Эта просьба привела воспитательницу в явное замешательство. Она удивлённо захлопала ресницами и спросила:
— А-а-а, что именно Вас интересует?
— Ну, как сказать... — слегка замялся парень. — Всё.
— Как это «всё»? Скажите конкретнее, молодой человек.
— Его родители, как он сюда попал, как здесь живёт.
— Родители, — усмехнулась женщина. — О них мы вообще ничего не знаем. Его бросили.
— То есть как?
— А вот так и бросили. Ему было два года всего, а историю эту до сих пор помнит. Вы знаете статистику? Большинство детей сдают сюда молодые девушки. Бывает просто даже оставляют люльку, стучат в дверь и убегают. А мы и не знаем, кто родители, как зовут ребёнка. Но это редко бывает, чаще всего приходят, все документы подписывают, а после уже отдают.
— Его также подкинула молодая мать?
— Нет, его не подкинули, его именно бросили.
— Расскажите?
— Расскажу, не волнуйтесь. Хосок родился, понятное дело, нелюбимым ребенком. Его мама была ещё совсем молода. Непонятно, почему она сразу его в дом малютки не отдала. Она поступила хуже. Мальчику исполнилось два года, и они пошли в парк аттракционов. Мать оставила его у карусели, дала в руки конфету и велела закрыть глаза и считать до двадцати. А сама ушла.
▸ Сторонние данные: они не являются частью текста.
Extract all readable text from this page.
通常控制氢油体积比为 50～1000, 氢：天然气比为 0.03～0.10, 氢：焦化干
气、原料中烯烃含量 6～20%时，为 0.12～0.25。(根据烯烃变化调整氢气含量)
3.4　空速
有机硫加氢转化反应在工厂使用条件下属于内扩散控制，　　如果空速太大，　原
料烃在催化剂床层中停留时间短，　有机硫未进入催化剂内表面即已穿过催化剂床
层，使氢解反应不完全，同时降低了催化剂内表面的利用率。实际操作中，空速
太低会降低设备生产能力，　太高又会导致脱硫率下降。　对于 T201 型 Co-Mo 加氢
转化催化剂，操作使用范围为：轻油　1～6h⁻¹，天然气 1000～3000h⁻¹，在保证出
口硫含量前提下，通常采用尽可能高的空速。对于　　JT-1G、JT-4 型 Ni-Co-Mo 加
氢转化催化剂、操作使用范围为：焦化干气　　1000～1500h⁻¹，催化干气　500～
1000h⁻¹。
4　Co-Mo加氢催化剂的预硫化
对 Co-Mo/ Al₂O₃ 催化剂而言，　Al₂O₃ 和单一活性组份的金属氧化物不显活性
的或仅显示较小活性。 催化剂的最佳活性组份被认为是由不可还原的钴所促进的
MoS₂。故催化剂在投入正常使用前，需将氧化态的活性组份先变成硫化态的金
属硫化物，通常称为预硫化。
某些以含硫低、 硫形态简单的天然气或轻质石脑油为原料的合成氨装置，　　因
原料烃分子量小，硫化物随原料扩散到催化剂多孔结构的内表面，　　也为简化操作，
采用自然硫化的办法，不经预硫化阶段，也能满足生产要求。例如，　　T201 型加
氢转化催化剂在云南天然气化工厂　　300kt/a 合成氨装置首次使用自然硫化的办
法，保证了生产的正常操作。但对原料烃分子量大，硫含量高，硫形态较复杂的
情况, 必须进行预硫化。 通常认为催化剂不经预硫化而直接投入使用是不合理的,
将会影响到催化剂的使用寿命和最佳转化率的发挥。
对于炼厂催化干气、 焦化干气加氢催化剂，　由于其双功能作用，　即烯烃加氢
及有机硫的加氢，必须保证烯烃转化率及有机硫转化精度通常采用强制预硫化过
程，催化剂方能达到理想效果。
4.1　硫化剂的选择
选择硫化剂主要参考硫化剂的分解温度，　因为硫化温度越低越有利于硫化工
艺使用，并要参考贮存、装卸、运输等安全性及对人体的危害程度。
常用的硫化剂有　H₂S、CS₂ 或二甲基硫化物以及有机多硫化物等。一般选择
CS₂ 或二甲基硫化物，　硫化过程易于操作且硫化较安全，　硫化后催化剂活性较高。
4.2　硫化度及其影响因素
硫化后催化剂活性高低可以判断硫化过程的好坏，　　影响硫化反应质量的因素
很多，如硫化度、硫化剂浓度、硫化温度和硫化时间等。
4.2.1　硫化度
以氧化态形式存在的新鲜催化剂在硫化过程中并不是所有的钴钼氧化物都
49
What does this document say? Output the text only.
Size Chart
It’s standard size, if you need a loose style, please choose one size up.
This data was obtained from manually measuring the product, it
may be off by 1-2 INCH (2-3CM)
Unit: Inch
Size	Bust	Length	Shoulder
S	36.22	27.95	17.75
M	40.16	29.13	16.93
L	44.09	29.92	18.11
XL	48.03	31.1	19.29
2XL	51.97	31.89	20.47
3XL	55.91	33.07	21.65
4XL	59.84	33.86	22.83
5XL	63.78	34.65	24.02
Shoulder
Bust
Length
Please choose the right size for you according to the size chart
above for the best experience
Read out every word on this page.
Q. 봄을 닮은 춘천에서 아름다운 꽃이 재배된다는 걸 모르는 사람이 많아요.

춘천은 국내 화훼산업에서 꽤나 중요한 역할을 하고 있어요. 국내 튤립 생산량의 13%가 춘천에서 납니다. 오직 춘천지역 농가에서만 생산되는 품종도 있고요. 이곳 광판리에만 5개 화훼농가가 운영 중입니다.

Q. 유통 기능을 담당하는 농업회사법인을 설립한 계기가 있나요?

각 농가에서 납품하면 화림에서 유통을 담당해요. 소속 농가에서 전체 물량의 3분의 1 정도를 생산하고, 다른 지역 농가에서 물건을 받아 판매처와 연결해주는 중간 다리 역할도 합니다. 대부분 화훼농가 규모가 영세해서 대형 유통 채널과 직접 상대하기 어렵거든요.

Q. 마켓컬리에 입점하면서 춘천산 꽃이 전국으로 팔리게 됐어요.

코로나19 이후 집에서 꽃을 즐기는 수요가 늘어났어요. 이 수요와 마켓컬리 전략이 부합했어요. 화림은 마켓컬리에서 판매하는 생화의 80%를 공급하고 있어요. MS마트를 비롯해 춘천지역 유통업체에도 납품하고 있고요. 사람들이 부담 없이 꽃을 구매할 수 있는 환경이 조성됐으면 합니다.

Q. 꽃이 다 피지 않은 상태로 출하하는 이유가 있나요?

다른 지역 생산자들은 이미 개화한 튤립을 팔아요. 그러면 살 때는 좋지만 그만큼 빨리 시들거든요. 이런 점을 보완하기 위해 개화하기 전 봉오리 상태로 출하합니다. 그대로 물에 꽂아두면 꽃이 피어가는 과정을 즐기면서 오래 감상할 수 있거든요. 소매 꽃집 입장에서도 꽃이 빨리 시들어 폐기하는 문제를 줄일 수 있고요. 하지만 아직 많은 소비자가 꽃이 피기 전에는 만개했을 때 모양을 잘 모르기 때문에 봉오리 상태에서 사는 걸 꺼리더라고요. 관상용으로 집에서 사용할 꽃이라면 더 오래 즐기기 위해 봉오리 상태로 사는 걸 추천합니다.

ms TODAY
— Она оставила его в парке и сбежала?
— Да.
— Подождите, — Юнги с шумом выдохнул, пытаясь осознать услышанное, — а вы откуда это всё знаете?
— Я тогда только устроилась сюда работать. А его мама обращалась до этого к нам, уже были подписаны все документы. Она попросила одного из наших сотрудников забрать вечером мальчика в парке.
— А оставила его тоже вечером?
— Нет, днём. То ли не успевала отвести его вечером туда, то ли ещё что... Хосок глаза открыл, а мамы нигде нет. В руках конфета, а больше ничего и не осталось. Он простоял так, потом начался дождь. А мальчик стоял и ждал, думал, что сама вернётся. Через некоторое время и наш сотрудник пришёл.
— А как вы узнали про то, что ему сказали считать до двадцати?
— Хосок разговаривал плохо тогда, но как-то с помощью жестов и слов поняли. Ой, плакал сколько, вы бы знали, — вздохнула воспитательница.
— Ужасная история, — парень покачал головой, потирая переносицу. — А отец его что?
— Неизвестно ничего, — ответила женщина и тут же добавила, — но мальчик жуткий охламон, ведёт себя плохо, не учиться совсем.
— Почему плохо? Что он такого делает?
— Будильники свои заводит раньше подъёма, только будит всех, из школы возвращается то с курткой помятой, то с с сумкой грязной. Просто страшно смотреть! Сам взъерошенный весь, ещё по чтению всё совсем плохо. Учительница постоянно жалуется.
— А Вы бы его пожалели, поговорили бы с ним.
— Да что я?! Совсем уже? Вы меня извините, но здесь около семидесяти детей живёт. Одни совсем маленькие, другие постарше, ещё и подростки есть. И за всеми следить постоянно, кормить, по вечерам от преподавателей жалобы выслушивать, разнимать, когда дерутся и ссорятся. Мне жалеть их только не хватает! У самой ещё дети есть, на них время нужно.
— Но у этих же никого нет, — возразил Юнги, уже начиная раздражаться из-за такого всплеска негодования.
— Это уже не моя вина. Сами разберутся, — сухо проговорила госпожа Кан. — Мне работать надо, первоклашки сейчас из школы вернутся. Всего доброго!
— До свидания, — кивнул Мин и вышел из кабинета мрачной тучей.
Теперь он решил для себя всё, больше не сомневался.